"This means that to Parliament we must go," says Lord Houghton.

"This means that to Parliament we must go," says Lord Houghton.

So, how do we respond to the challenge of making the moral and legal status of animals a mainstream political issue?

Let’s start in 1977 and the RSPCA’s Animal Rights symposium in Cambridge. I was fortunate to attend as CIWF’s campaigns officer along with its founder, Peter Roberts. I recall Lord Houghton of Sowerby, the Labour Peer and member of the Labour Cabinet in the 1960s, saying

My message is that animal welfare, in the general and in the particular, is largely a matter for the law. This means that to Parliament we must go. Sooner or later that is where we will have to go. That is where laws are made and where penalties for disobedience and the measures for enforcement are laid down. There is no complete substitute for the law. Public opinion is what makes laws possible and observance widely acceptable.

Houghton challenged our naive thinking about animal rights. Even though CIWF made general appeals for legislation to improve the lives of farmed animals, we did not understand factory farming to be a political issue. We saw it only as a public educational issue. Throughout my involvement with the U.K. and U.S. animal rights movements, Lord Houghton’s profound message of to “Parliament we must go” is a constant reminder of what should be done.

A quick take on the British and American animal rights movements reveal many similarities, including.

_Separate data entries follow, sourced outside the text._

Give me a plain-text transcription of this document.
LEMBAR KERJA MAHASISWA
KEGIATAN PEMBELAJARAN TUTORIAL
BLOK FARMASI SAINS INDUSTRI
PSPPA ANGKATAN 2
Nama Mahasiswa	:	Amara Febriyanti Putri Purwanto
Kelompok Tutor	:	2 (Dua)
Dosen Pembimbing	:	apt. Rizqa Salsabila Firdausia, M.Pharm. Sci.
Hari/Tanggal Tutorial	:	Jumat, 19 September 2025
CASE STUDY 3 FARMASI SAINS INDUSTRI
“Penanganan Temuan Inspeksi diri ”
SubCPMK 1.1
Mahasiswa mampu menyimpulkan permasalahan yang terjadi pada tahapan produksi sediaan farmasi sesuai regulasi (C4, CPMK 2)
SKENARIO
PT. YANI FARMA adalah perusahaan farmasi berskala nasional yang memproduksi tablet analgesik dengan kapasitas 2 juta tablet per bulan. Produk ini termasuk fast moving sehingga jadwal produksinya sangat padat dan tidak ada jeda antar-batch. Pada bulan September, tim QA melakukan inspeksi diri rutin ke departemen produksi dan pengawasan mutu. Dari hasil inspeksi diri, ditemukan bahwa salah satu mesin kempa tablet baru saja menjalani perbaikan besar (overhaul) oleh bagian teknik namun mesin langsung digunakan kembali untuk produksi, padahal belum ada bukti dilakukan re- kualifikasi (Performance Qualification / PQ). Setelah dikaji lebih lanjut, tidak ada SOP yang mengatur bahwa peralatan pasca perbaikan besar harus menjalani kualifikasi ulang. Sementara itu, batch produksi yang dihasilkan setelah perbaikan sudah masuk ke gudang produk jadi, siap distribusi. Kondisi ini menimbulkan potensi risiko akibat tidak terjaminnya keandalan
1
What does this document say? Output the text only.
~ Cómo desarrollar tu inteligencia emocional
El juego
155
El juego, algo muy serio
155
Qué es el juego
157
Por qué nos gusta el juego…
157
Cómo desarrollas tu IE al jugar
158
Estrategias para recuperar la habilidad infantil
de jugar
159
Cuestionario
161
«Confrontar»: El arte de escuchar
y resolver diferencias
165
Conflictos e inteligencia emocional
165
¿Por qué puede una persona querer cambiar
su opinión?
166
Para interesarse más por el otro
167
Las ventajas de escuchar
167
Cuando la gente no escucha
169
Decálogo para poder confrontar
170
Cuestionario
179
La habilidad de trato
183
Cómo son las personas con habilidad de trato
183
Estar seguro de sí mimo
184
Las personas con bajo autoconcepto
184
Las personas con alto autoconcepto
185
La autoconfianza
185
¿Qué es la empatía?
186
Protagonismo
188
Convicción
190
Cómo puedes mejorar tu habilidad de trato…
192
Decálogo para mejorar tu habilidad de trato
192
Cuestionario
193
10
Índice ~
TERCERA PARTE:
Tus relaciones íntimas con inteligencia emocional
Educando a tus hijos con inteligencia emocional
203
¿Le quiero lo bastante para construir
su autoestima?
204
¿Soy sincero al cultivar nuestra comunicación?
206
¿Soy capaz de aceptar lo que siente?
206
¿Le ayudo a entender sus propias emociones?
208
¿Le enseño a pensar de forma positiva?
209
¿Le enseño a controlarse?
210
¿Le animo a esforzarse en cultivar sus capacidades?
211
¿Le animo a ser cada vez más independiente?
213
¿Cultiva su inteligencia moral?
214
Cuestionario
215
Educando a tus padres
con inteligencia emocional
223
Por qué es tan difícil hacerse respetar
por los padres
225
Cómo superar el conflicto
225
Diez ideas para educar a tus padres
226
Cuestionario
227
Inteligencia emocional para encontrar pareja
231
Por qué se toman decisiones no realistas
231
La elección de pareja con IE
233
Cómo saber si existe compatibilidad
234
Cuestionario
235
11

  • Activists and supporters are mostly female whereas many of the organizations’ leaders are male
  • Longstanding commitment to humane education and public education programs that also demonstrate a consistent concern for the welfare of children, people and the environment
  • Strategy that highlights egregious examples of animal cruelty and exploitation which seek to portray similarly all the ways in which animals are used
  • Calls to action, including the adoption of cruelty-free, vegetarian and vegan lifestyles
  • And, not surprisingly perhaps because of the enormity of the challenge, both movements struggle to reconcile the tension between utopian idealism and pragmatic politics

Regardless of these important similarities, there is one key difference between the British and American movements: the former has succeeded in making animal rights a mainstream political issue whereas the latter has not. This is not to say that the movement in this country can rest on its political accomplishments – the prospect of a future Conservative government and their wish to overturn the Hunting Act is, indeed, a sobering thought – nor does it diminish the significant accomplishments achieved in the US when animal issues are placed onto state ballots.